Tesla has made a big fuss about switching its standard-line models to batteries made from lithium iron phosphate (LFP) cells, citing their many advantages, such as better material availability and lower cost. The manufacturer clarified that the LFP does not offer better weight, better efficiency or better energy density, but for some applications it is ultimately a better choice.
Even though the LFP isn’t as good on paper as previous cell-based packs with nickel-cobalt-aluminum (or NCA) chemistry, testing has shown that there is some difference in performance (though range decreases by around 10 miles), and another positive is that Tesla says users can safely charge LFP vehicles up to 100% with much less fear of degradation; the manufacturer recommends limiting the charge for NCA packs to 90%.
Tesla began building LFP-equipped Model 3s and Model Ys in China last summer, and now on the latest earnings call it has announced that more than half of the vehicles it delivered in the first quarter of 2022 had the LFP pack. The manufacturer notes that
Diversifying battery chemistries is essential for long-term capacity growth, to better optimize our products for their different use cases and to expand our supplier base.

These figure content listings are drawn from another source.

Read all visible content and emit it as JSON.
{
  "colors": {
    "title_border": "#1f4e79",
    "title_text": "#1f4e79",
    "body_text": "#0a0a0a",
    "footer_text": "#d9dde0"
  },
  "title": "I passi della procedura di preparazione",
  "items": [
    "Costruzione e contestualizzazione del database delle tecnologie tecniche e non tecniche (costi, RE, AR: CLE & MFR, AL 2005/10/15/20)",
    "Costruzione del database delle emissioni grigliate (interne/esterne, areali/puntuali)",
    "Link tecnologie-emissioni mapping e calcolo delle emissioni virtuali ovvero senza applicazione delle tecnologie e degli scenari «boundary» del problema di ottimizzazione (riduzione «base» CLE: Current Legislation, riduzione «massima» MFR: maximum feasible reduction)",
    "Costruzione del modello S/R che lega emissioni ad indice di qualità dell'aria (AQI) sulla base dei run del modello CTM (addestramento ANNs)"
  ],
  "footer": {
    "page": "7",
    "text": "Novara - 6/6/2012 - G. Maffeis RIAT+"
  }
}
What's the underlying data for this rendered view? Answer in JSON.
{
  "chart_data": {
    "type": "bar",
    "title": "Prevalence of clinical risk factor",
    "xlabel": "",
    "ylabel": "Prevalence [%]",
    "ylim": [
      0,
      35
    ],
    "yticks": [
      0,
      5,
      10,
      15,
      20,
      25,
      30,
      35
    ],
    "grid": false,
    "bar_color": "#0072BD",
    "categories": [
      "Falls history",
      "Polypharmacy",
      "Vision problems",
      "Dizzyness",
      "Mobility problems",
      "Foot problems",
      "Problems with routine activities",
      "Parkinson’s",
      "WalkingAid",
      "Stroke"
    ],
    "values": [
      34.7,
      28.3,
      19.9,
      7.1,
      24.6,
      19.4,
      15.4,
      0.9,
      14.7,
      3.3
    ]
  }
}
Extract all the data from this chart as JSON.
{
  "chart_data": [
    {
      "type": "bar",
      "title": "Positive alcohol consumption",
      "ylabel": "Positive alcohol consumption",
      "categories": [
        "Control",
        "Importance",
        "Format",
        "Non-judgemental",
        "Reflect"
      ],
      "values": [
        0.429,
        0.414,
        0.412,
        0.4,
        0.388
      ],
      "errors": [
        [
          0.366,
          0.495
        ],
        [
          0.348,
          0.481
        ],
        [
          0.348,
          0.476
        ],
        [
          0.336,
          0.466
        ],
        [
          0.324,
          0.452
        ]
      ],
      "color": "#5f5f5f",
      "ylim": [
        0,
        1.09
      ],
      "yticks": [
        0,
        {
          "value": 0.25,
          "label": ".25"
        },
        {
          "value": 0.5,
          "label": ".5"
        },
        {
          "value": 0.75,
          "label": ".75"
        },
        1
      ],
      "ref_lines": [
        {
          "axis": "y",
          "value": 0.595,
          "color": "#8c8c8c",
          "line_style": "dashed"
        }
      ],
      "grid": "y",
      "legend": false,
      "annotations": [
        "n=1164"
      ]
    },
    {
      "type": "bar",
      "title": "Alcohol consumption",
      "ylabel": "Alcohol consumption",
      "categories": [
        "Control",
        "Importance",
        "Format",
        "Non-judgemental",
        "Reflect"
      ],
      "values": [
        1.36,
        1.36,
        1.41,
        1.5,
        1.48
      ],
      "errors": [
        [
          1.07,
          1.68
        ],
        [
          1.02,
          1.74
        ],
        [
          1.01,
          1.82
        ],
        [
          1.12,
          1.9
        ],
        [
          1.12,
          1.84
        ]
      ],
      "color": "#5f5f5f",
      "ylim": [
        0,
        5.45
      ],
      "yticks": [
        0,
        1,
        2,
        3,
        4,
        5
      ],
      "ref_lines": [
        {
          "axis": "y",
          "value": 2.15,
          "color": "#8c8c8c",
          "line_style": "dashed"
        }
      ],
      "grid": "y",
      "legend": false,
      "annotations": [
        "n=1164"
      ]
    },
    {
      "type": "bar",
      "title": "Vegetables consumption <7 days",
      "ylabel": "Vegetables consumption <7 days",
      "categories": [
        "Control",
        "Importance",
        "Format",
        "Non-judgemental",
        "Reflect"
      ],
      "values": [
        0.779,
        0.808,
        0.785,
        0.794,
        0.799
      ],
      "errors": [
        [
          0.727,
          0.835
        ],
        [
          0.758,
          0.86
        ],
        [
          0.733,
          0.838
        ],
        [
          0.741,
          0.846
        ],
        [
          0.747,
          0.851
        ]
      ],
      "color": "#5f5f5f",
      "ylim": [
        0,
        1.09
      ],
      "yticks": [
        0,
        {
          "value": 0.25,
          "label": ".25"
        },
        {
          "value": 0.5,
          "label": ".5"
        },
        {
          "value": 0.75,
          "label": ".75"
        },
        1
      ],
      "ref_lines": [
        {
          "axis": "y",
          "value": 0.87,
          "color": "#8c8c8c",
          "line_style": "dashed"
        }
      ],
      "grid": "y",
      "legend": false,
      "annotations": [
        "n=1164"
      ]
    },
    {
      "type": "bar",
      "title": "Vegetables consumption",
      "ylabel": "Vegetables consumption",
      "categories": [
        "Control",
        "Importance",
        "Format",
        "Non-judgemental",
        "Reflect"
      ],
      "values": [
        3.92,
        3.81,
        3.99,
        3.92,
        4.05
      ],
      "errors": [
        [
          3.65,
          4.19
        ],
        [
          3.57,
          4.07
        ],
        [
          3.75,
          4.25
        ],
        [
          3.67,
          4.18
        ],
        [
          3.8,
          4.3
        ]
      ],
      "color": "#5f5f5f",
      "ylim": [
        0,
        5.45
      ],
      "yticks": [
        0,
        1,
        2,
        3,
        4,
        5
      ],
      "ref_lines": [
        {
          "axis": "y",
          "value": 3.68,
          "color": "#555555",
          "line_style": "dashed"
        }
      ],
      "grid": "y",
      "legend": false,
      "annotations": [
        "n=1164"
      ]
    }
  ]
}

That’s why nearly half of Tesla vehicles produced in the first quarter were equipped with a lithium iron phosphate (LFP) battery, which contains no nickel or cobalt. Currently, LFP batteries are used in most of our standard line vehicle products, as well as in commercial energy storage applications. Thanks to our energy-efficient motors, a Model 3 with an LFP battery can still achieve an EPA range of 267 miles.
Tesla previously reported that its production number in the first quarter of 2022 jumped 69.4% year-over-year to just over 310,000 vehicles, and most of those were the smaller models. 3 and Y models. According to Tesla’s claim, almost 150,000 of them had the LFP package.
The company has also raised the price of its NCA Pack-equipped vehicles several times over the past year or more, while LFP-equipped variants have retained their price; this made the Tesla Model 3 and Model Y ineligible for California’s Clean Vehicle Rebate Project (CVRP), which gave buyers a $2,000 rebate, making variants with LFP packs even more desirable.
In addition, Tesla also sent order holders who were expecting their Model 3 or Model Y last year an email stating that their vehicle configured with an NCA package would take several more months to arrive and were asked if they wanted to upgrade to an LFP vehicle which they could receive much sooner.